After that, she doesn't really remember what happens, no matter how many police officers ask her or how many times they ask.
And it's a lot.
o o o
At the hospital, a nurse named Shonda and a policewoman she doesn't know take pictures of her in just her underwear, and then with no clothes at all. It's cold and it's embarrassing, and she wishes her mom was allowed to be in here, but she had to wait outside with Dad.
This is all because of the drawing on her stomach.
They want to know how it got there. She does, too. Did she draw it and forget somehow? Did...did Officer Joe? It makes her feel embarrassed again, makes her cheeks get hot and her eyes sting. People shouldn't touch you under your clothes, especially strangers. She doesn't want to think about him doing that to her.
A doctor comes in who has dark hair like Alejandra and wrinkles when she smiles. Her name tag says Dr. Inez Alvaro. She has her climb up onto a big metal exam table with a bright light at the end, and put a blanket with pink polka dots over her lap.
Shonda gives her a teddy bear to hold. "You just squeeze all the bad feelings into her, baby. You squeeze her real tight, okay?"
She tries.
Afterward, they tell her how brave she was. She doesn't feel brave, though. She feels small and scared, and her face hurts from crying.
Dr. Alvaro talks to her parents outside. Quietly, but she can hear the murmuring, Mom's voice a little louder, relieved. She comes in after that, and her smile is wobbly, but she isn't crying as much anymore. "Come on, honey," Mom pushes her hair back from her face, kisses her forehead. "Let's take you home."
Babs doesn't say anything. She just squeezes the teddy bear as tight as she can.
o o o
Dad takes her to work with him in the morning. He parks the car and shuts it off, then doesn't move. She watches him while they sit. "Some people are going to ask you questions today, Babs," he says finally, softly. "Do you understand?"

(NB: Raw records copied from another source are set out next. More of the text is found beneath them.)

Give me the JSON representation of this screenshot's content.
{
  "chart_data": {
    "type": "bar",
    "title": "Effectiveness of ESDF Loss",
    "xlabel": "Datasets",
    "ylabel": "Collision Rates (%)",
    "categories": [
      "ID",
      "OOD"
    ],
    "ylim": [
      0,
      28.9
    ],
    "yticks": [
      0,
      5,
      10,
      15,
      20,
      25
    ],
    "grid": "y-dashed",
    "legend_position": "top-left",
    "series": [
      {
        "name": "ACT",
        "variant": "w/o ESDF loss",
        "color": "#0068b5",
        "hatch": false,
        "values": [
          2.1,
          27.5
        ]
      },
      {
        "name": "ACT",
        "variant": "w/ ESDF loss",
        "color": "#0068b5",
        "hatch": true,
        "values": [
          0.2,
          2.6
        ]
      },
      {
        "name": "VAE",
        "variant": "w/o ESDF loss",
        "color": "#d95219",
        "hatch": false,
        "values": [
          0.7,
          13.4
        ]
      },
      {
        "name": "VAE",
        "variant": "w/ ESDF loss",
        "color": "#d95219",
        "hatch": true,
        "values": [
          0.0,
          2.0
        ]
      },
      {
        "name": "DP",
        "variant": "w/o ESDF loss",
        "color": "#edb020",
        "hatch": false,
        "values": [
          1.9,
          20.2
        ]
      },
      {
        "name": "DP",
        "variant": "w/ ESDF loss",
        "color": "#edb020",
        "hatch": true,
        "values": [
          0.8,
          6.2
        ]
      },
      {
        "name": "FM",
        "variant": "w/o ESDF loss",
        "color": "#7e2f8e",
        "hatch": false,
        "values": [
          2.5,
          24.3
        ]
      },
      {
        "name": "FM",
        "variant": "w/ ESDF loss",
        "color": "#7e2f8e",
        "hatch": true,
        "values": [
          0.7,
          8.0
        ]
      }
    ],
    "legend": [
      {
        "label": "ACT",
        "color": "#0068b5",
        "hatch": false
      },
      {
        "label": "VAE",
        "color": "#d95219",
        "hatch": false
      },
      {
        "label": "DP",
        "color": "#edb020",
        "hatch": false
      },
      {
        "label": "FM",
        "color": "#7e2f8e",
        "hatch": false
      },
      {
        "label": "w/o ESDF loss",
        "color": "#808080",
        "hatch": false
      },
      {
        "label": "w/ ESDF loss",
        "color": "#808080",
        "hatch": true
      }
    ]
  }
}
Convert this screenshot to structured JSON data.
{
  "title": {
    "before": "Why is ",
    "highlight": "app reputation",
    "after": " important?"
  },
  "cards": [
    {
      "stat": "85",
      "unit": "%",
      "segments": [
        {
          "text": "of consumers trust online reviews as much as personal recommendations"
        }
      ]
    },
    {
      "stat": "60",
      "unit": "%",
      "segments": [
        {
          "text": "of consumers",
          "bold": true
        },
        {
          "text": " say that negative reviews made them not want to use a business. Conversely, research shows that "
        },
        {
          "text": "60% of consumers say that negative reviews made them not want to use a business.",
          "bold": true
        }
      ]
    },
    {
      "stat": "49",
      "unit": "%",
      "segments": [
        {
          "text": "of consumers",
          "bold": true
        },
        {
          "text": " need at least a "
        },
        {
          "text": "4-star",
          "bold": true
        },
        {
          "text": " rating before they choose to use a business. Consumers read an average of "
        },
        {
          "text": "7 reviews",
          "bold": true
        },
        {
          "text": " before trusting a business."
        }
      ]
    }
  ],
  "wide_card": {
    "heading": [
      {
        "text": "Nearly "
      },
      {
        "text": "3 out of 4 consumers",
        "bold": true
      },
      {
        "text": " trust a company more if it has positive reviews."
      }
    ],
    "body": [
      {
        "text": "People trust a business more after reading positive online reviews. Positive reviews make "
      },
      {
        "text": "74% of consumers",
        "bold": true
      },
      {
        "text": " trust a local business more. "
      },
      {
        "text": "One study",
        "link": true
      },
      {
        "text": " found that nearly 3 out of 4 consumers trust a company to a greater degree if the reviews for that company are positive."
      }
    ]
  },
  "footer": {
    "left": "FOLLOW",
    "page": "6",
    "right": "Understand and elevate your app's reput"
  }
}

They want to know about Officer Joe. She nods, stares at her shoes. They took her purple rain boots yesterday. They took Grandpa Gordon's sweater and her Hello Kitty shirt and her new backpack, too.

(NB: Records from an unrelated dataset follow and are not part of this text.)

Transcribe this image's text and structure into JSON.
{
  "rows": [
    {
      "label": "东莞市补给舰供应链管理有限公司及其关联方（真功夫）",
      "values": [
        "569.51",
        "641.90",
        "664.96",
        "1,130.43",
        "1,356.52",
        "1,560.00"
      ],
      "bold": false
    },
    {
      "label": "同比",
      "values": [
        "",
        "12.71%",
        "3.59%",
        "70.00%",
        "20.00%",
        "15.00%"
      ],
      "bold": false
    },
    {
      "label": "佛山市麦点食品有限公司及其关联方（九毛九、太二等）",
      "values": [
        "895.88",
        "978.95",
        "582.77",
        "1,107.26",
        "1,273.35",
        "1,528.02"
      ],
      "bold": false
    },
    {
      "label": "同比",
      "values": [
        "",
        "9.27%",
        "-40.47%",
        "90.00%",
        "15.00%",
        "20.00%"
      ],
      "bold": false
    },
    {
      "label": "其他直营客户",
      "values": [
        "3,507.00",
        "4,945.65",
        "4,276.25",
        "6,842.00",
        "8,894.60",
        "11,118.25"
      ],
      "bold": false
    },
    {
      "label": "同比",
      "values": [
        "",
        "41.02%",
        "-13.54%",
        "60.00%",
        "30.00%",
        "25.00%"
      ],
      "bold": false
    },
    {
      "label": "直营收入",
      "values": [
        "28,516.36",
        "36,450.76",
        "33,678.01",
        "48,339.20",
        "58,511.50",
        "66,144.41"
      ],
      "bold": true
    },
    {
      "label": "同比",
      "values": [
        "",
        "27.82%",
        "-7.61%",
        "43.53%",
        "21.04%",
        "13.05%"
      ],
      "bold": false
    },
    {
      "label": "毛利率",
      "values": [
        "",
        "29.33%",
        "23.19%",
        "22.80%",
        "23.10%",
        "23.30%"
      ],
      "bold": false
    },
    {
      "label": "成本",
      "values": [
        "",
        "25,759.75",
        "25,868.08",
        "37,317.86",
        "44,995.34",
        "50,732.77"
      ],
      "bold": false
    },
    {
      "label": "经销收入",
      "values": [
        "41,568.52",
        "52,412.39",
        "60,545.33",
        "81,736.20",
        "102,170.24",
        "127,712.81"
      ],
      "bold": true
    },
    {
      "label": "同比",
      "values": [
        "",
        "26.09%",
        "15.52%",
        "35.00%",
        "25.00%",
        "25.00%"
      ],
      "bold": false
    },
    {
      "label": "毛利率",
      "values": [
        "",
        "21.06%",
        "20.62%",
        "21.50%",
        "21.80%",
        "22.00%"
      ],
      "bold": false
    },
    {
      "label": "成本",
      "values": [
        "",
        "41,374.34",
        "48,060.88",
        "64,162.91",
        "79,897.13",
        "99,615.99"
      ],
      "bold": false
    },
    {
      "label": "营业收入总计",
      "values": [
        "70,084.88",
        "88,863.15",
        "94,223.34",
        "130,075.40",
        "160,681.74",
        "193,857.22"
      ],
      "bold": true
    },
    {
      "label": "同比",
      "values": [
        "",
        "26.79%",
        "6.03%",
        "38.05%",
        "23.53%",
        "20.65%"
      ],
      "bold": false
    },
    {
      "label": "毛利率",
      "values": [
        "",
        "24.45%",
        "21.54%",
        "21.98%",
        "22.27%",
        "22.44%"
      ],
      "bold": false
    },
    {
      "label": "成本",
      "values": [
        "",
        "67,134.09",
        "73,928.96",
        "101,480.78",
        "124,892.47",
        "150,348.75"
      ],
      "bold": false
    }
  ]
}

Dad rests his hand on her head. Mom gave her a bath last night like she was little, but there's still pink marks left on her stomach where the paint was. "It's okay if it's hard for you to talk about what happened. You just answer the best you can, and remember that no matter what, you're not in any trouble," he smooths her hair one last time, and smiles. His eyes are red. "It's going to be all right, sweetheart. I promise."
Two days later, Dad gets shot.
Nothing is all right after that. Not for a long, long while.
o o o
It's the worst time in her life, in her mom and dad and brother's lives, too. It's the worst time for everybody who lives in Gotham.

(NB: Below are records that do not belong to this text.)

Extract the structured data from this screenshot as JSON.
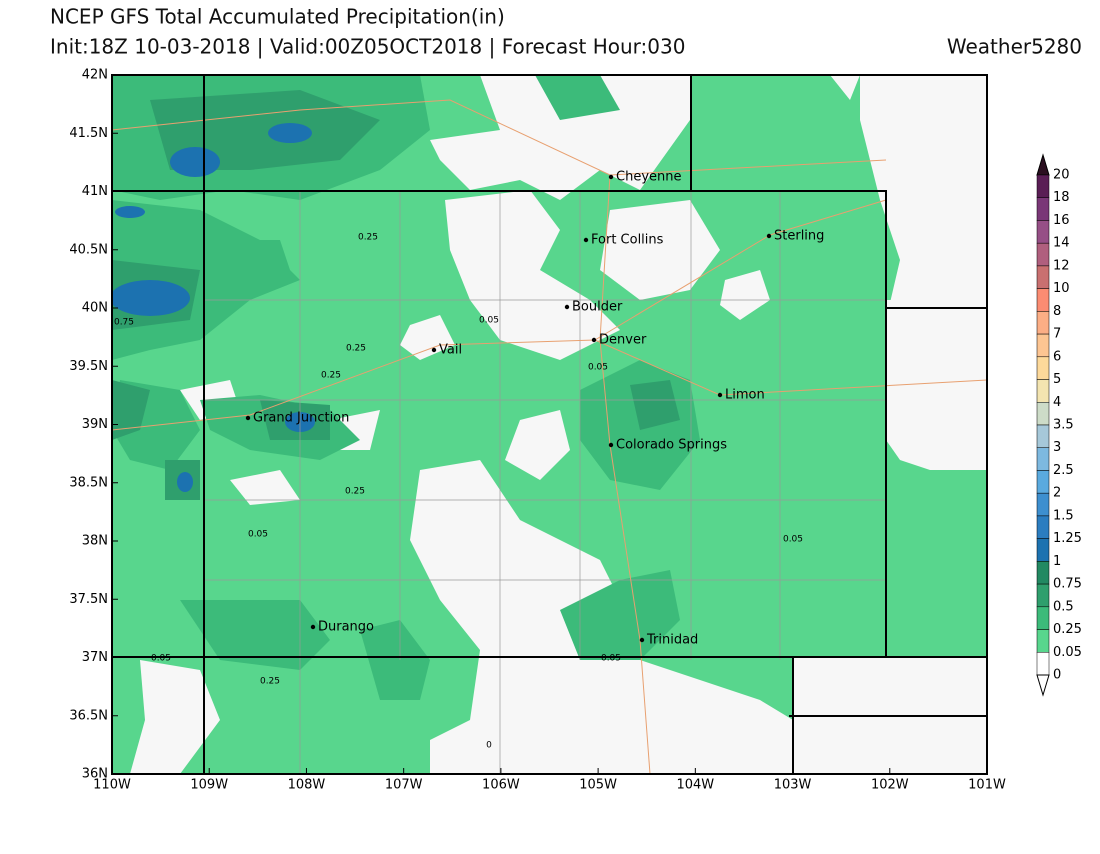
{
  "header": {
    "title": "NCEP GFS Total Accumulated Precipitation(in)",
    "subtitle": "Init:18Z 10-03-2018 | Valid:00Z05OCT2018 | Forecast Hour:030",
    "brand": "Weather5280"
  },
  "axes": {
    "x_labels": [
      "110W",
      "109W",
      "108W",
      "107W",
      "106W",
      "105W",
      "104W",
      "103W",
      "102W",
      "101W"
    ],
    "y_labels": [
      "42N",
      "41.5N",
      "41N",
      "40.5N",
      "40N",
      "39.5N",
      "39N",
      "38.5N",
      "38N",
      "37.5N",
      "37N",
      "36.5N",
      "36N"
    ]
  },
  "cities": [
    "Cheyenne",
    "Fort Collins",
    "Sterling",
    "Boulder",
    "Denver",
    "Vail",
    "Limon",
    "Grand Junction",
    "Colorado Springs",
    "Durango",
    "Trinidad"
  ],
  "contour_labels": [
    "0.25",
    "0.05",
    "0.25",
    "0.25",
    "0.75",
    "0.05",
    "0.25",
    "0.05",
    "0.05",
    "0.05",
    "0.25",
    "0.05",
    "0"
  ],
  "colorbar": {
    "labels": [
      20,
      18,
      16,
      14,
      12,
      10,
      8,
      7,
      6,
      5,
      4,
      3.5,
      3,
      2.5,
      2,
      1.5,
      1.25,
      1,
      0.75,
      0.5,
      0.25,
      0.05,
      0
    ],
    "colors": [
      "#5a1e55",
      "#7a3777",
      "#964f86",
      "#b05f7e",
      "#c97070",
      "#fb8c72",
      "#fcae85",
      "#fdc592",
      "#fdd99a",
      "#f3e4b0",
      "#cddcc8",
      "#a6c8d9",
      "#7db9e0",
      "#5aaadf",
      "#3d8fcf",
      "#2b7dc0",
      "#1c72b0",
      "#228962",
      "#2f9f6d",
      "#3cbb7a",
      "#58d68d",
      "#ffffff"
    ],
    "over_color": "#2b0f20",
    "under_color": "#ffffff"
  }
}
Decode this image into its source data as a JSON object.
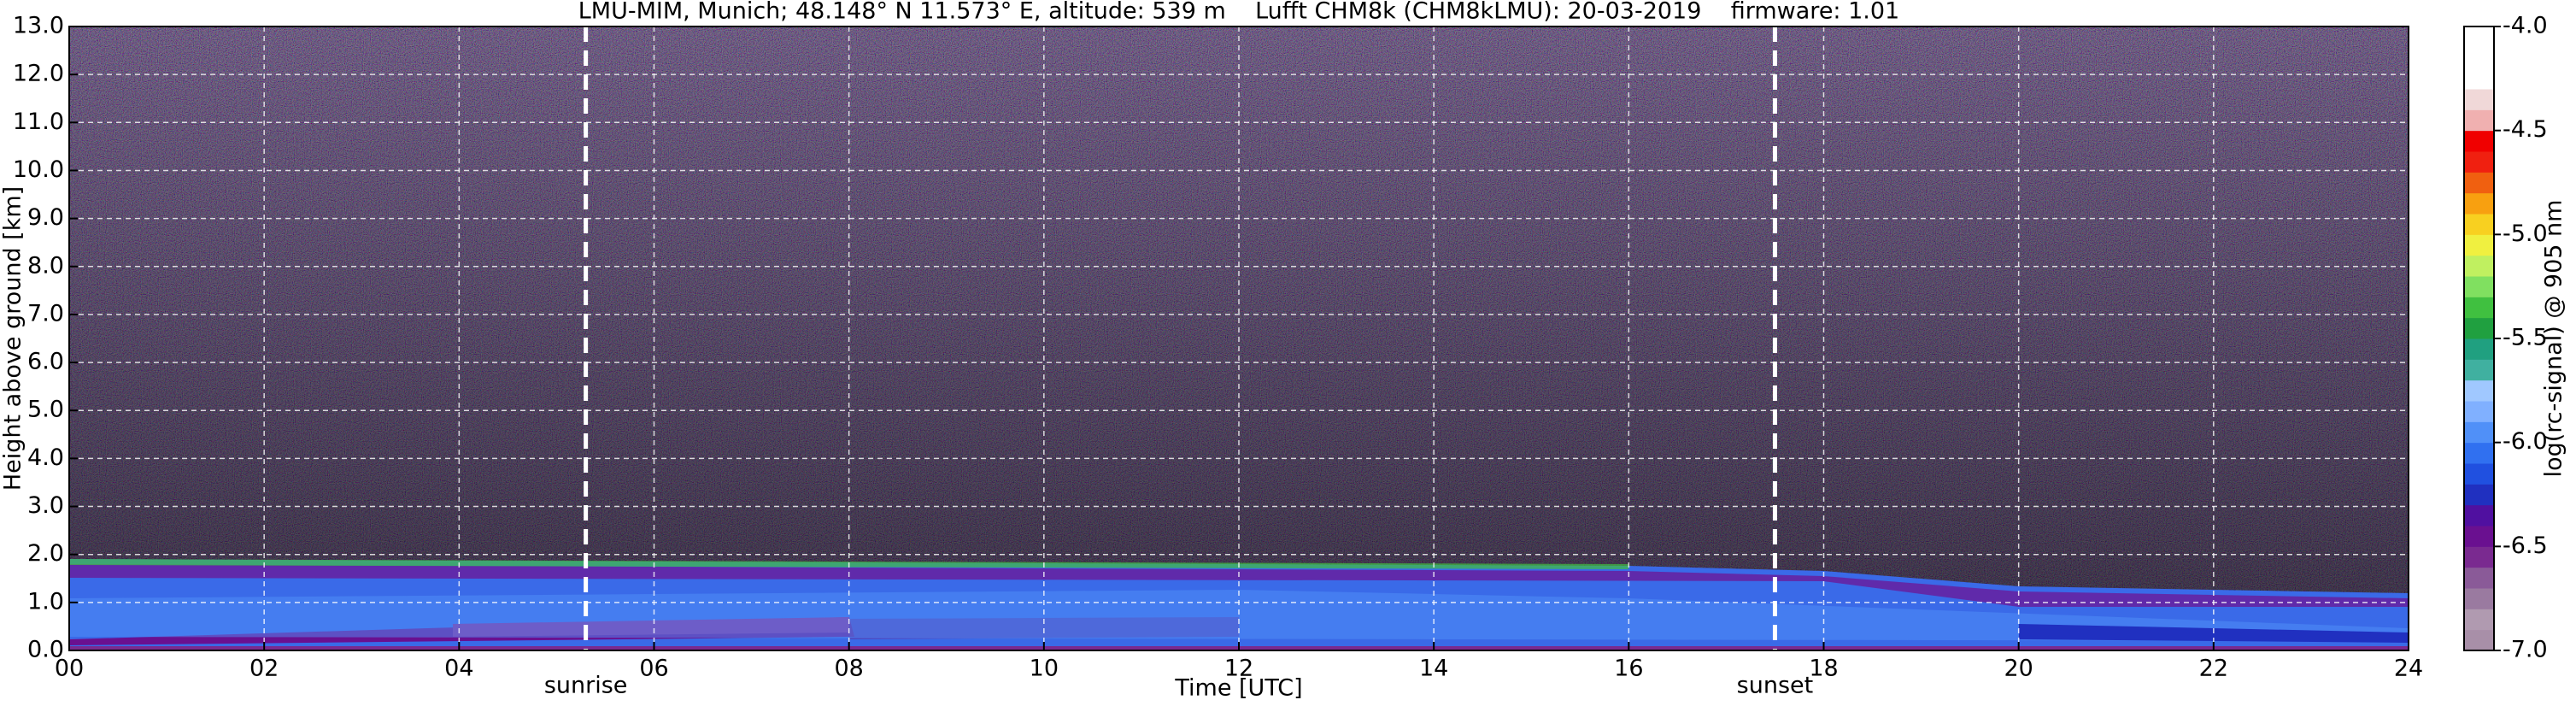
{
  "chart_data": {
    "type": "heatmap",
    "title": "LMU-MIM, Munich; 48.148° N 11.573° E, altitude: 539 m    Lufft CHM8k (CHM8kLMU): 20-03-2019    firmware: 1.01",
    "x_label": "Time [UTC]",
    "y_label": "Height above ground [km]",
    "colorbar_label": "log(rc-signal) @ 905 nm",
    "xlim": [
      0,
      24
    ],
    "xticks": [
      {
        "value": 0,
        "label": "00"
      },
      {
        "value": 2,
        "label": "02"
      },
      {
        "value": 4,
        "label": "04"
      },
      {
        "value": 6,
        "label": "06"
      },
      {
        "value": 8,
        "label": "08"
      },
      10,
      12,
      14,
      16,
      18,
      20,
      22,
      24
    ],
    "ylim": [
      0,
      13
    ],
    "yticks": [
      {
        "value": 0,
        "label": "0.0"
      },
      {
        "value": 1,
        "label": "1.0"
      },
      {
        "value": 2,
        "label": "2.0"
      },
      {
        "value": 3,
        "label": "3.0"
      },
      {
        "value": 4,
        "label": "4.0"
      },
      {
        "value": 5,
        "label": "5.0"
      },
      {
        "value": 6,
        "label": "6.0"
      },
      {
        "value": 7,
        "label": "7.0"
      },
      {
        "value": 8,
        "label": "8.0"
      },
      {
        "value": 9,
        "label": "9.0"
      },
      {
        "value": 10,
        "label": "10.0"
      },
      {
        "value": 11,
        "label": "11.0"
      },
      {
        "value": 12,
        "label": "12.0"
      },
      {
        "value": 13,
        "label": "13.0"
      }
    ],
    "clim": [
      -7,
      -4
    ],
    "cticks": [
      {
        "value": -4,
        "label": "-4.0"
      },
      -4.5,
      {
        "value": -5,
        "label": "-5.0"
      },
      -5.5,
      {
        "value": -6,
        "label": "-6.0"
      },
      -6.5,
      {
        "value": -7,
        "label": "-7.0"
      }
    ],
    "colormap": [
      "#a88fa8",
      "#b09ab0",
      "#9a7aa0",
      "#8a5a98",
      "#7a2a90",
      "#6a1090",
      "#5010a0",
      "#2030c0",
      "#2050e0",
      "#3070f0",
      "#5090f8",
      "#80b0ff",
      "#a0c8ff",
      "#40b0a0",
      "#20a080",
      "#20a040",
      "#40c040",
      "#80e060",
      "#c0f060",
      "#f0f040",
      "#f8d020",
      "#f8a010",
      "#f06010",
      "#f02010",
      "#f00000",
      "#f0b0b0",
      "#f0d8d8",
      "#ffffff",
      "#ffffff",
      "#ffffff"
    ],
    "grid": true,
    "annotations": [
      {
        "x": 5.3,
        "label": "sunrise"
      },
      {
        "x": 17.5,
        "label": "sunset"
      }
    ]
  }
}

Batman saves them. Harvey Dent takes them and puts a gun to Jimmy's head, but he saves them. Now the whole city hates him.
It isn't fair. She wants to yell at them all: he's not bad, he's a hero. He's the very best hero, and her brother would have died if he hadn't been there. But they can't ever tell anyone what really happened. Dad made them promise. Lots of people would get hurt if anybody found out, he said. And she trusts her dad.
But it's hard. It's so, so hard.
Babs dreams about a lot of things now, Officer Joe and her dad dying and Harvey Dent's burnt face, but sometimes she dreams about Batman, too. She sees him like he looked, tall and strong in the darkness like the statue of Saint Michael at church, like something she didn't even know could be real. She dreams of him, and wakes up with her heart pounding and a feeling in her stomach like she's falling.
She carries that picture with her inside all the time. When she has to change schools in the middle of the year and doesn't see her friends anymore and listens to her parents argue every night, she holds onto it.
Someday she wants to be strong like that. Like a hero.